内容をまとめると、ウチを死刑にせえって言う国民への訴えや。
お父ちゃんが言うに、一種のデモ活動やって。
まあ裁判の結果とかその経緯とか国中に出回ってるから、大抵の人は聞く耳を持たへん。
『強姦魔の自業自得』
『バカな父親の見苦しい言い分』
『この息子にしてこの父親あり』
そういったウチを支持する人の声も上がれば、シンさんに同情してこの訴えに賛同してる人もおるみたいや。

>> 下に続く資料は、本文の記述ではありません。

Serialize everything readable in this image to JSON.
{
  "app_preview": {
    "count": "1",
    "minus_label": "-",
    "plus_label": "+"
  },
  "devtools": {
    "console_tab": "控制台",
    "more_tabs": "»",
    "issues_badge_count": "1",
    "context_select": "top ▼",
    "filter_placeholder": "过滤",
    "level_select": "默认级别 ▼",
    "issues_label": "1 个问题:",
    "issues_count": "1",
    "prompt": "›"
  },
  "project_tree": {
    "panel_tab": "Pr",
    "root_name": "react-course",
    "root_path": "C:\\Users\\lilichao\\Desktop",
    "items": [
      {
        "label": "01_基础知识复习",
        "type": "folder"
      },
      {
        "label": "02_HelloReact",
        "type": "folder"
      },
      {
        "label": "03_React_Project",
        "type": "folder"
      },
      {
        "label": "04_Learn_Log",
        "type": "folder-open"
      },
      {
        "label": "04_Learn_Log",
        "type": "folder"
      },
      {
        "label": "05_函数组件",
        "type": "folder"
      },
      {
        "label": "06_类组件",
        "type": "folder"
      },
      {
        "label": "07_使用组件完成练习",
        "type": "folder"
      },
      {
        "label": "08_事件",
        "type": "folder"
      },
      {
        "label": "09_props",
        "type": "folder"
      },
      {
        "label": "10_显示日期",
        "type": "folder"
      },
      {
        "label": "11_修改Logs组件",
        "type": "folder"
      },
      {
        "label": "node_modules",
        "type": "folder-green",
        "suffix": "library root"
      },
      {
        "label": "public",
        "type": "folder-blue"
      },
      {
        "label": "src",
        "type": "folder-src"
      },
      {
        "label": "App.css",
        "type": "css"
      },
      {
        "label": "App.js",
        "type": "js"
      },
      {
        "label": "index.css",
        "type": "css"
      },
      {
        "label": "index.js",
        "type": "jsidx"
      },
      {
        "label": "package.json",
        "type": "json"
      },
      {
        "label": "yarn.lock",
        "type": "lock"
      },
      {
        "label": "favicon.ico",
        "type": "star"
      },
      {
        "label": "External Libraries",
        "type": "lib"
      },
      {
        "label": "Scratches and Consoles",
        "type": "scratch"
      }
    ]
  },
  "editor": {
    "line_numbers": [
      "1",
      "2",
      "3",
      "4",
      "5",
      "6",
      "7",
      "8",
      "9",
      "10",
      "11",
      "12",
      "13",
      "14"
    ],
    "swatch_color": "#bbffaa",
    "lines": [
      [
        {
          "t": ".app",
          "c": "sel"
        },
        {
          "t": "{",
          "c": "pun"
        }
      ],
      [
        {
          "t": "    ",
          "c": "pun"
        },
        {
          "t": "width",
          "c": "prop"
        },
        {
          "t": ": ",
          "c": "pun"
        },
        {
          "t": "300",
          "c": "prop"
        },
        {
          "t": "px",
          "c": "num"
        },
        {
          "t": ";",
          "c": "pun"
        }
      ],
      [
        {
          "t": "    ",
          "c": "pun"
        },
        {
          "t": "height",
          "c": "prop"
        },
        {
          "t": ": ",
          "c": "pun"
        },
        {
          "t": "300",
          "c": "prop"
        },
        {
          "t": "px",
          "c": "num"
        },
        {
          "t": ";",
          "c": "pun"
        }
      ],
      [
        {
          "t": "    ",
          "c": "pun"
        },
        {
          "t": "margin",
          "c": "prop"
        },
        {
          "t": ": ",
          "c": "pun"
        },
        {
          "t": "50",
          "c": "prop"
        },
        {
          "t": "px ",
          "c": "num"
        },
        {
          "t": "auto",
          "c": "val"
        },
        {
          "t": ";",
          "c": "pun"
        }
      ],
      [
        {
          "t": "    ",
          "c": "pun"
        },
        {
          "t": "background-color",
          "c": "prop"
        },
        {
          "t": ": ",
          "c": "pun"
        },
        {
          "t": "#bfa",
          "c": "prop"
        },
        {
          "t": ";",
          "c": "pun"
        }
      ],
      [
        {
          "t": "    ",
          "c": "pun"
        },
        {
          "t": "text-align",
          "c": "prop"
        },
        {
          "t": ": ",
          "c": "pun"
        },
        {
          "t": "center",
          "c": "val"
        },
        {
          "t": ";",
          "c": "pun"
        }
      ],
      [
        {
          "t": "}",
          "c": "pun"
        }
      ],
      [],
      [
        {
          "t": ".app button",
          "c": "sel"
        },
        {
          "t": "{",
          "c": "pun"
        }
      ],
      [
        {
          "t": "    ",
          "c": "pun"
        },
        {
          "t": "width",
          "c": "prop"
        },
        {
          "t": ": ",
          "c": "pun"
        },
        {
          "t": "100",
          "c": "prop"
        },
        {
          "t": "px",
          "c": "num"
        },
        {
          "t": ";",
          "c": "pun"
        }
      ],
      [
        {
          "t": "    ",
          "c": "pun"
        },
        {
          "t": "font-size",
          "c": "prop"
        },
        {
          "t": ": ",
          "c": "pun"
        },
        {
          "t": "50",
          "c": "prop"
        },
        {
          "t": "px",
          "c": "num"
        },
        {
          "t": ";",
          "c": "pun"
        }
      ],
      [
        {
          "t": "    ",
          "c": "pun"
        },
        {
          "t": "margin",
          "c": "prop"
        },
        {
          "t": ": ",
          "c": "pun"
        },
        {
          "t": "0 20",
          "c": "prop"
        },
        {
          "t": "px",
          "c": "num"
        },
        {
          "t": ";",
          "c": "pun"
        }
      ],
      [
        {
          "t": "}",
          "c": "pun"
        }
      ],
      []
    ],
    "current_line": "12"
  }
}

『どんな理由があろうと殺人は殺人。 女は死刑に処されるべき!』
『女は貞操を奪われたくらいで喚きすぎ! むしろ人生を奪われた男こそ、真の被害者!』
「人の命を奪っておいて、罰も受けずにのうのうと生きているなんて、正常な思考とは思えない」
シンさんい賛同している人達の行動は徐々に過激になっていき、ウチの家に『殺人鬼』、『死ね!!』といった張り紙が張られていたり、ウチを罵る電話も結構掛かって来る。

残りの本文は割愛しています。